Ziarah Alam di Bukit Padar

Sifi Masdi

Saturday, 30-06-2018 | 11:17 am

MDN
Pemandangan di bukit Padar [inakoran.com/save dagun]

Labuan Bajo, Inako

 

“Perjalanan Padar adalah ziarah alam. Ketika manusia akhir hayat maka nafasnya pergi, ketika mendaki Padar, nafas kita berpacu”.

Subuh, Kamis, 28 Juni 2018, suasana Labuan Bajo masih senyap. Burung Peti Konkar (burung cicit yang hidup di alam Manggarai), yang selalu berkicau di tengah keheningan subuh, juga masih tidur.

Kami Merayab ke pelabuhan dan masuk kapal menuju Padar, Labuan Bajo, Manggarai Barat, NTT. Bulan purnama masih terang benderang, kapal mulai hidup mesin dan kami pun duduk tenang.

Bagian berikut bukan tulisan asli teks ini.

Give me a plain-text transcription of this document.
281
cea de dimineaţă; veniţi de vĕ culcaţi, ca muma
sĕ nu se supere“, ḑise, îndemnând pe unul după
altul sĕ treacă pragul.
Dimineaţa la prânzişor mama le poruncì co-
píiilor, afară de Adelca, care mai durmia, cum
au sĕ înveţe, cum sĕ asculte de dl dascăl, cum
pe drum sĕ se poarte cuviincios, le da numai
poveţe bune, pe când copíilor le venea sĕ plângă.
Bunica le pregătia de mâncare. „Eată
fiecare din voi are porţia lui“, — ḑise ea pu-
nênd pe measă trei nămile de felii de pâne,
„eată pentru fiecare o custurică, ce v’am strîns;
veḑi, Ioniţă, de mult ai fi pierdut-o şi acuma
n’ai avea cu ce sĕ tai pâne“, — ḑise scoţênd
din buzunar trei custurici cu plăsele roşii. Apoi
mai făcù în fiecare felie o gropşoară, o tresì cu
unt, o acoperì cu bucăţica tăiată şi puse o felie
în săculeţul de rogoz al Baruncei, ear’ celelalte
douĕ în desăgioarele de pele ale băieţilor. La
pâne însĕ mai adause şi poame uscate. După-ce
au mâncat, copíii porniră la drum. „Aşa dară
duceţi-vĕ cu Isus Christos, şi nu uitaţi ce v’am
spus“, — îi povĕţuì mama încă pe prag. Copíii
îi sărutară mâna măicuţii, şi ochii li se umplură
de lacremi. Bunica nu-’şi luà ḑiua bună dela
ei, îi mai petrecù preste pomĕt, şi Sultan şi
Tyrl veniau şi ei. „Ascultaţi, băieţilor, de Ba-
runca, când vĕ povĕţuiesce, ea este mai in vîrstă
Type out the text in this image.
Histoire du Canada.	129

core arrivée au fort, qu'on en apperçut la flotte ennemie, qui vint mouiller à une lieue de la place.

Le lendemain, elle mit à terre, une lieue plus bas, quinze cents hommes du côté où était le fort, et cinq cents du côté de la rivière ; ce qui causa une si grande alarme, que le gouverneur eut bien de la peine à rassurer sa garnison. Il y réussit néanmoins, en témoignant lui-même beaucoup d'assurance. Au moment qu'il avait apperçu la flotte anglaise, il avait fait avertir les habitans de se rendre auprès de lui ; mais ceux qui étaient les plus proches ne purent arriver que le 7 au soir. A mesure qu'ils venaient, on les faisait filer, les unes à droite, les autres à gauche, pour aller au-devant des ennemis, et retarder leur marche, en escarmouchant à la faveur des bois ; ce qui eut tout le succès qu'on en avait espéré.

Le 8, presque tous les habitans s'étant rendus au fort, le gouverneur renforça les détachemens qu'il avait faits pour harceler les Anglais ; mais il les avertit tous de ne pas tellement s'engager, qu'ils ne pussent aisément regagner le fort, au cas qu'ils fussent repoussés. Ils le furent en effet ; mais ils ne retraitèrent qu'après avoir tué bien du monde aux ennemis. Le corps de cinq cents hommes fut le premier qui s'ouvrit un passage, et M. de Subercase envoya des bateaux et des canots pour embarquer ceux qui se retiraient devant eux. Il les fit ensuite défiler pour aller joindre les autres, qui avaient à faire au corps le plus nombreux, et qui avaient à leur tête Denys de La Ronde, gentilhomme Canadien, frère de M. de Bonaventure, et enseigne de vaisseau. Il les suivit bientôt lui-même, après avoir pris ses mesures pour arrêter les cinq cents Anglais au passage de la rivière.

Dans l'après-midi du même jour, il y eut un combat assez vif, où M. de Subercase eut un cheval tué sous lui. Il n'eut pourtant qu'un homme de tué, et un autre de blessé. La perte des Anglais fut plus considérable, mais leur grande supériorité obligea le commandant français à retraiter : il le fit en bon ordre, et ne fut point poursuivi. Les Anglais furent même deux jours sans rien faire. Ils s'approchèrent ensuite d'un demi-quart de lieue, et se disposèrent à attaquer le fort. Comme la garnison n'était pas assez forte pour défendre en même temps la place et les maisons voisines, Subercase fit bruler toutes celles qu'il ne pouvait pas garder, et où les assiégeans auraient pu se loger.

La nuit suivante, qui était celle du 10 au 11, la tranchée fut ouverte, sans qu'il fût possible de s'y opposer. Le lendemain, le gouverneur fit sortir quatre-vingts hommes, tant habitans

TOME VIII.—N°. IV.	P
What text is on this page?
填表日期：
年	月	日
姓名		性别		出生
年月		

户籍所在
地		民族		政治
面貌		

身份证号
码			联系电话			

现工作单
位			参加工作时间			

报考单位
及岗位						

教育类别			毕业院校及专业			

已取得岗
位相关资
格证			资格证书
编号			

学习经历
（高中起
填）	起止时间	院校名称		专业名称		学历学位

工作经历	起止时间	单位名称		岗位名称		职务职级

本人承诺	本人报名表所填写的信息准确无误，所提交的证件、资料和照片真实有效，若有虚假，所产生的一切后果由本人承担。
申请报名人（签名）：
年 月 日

Begitu kami jalan, ombak hanya riak kecil dan kapal terus melaju. Kami bergerak ke arah barat seakan mengejar purnama sebelum ia masuk menuju horison.

Setelah perjalanan setengah, ombak mulai naik, angin tenggara yang terkenal ganas sedang pada posisi puncak. Ombak makin lama makin naik.

Meski kapten kapal tenang, kami para penumpang dililit perasaan takut. Kondisi mencekam, sunyi sepi, purnama sudah tenggelam di balik horison dan di ufuk timur mulai memerah, tanda sang surya mulai terbit.

Perjalanan itu satu keluarga besar, keponakan, tanta, paman dan saudara-saudari. Sebagian anggota keluarga tidak bisa berenang. Ketika detik-detik kapal diterjang ombak tinggi dan kapal mulai oleng, dalam hati mulai kalkulasi. Jika terjadi bencana, maka si A dan si B bakal segera dijemput malaekat maut karena mereka tidak bisa berenang.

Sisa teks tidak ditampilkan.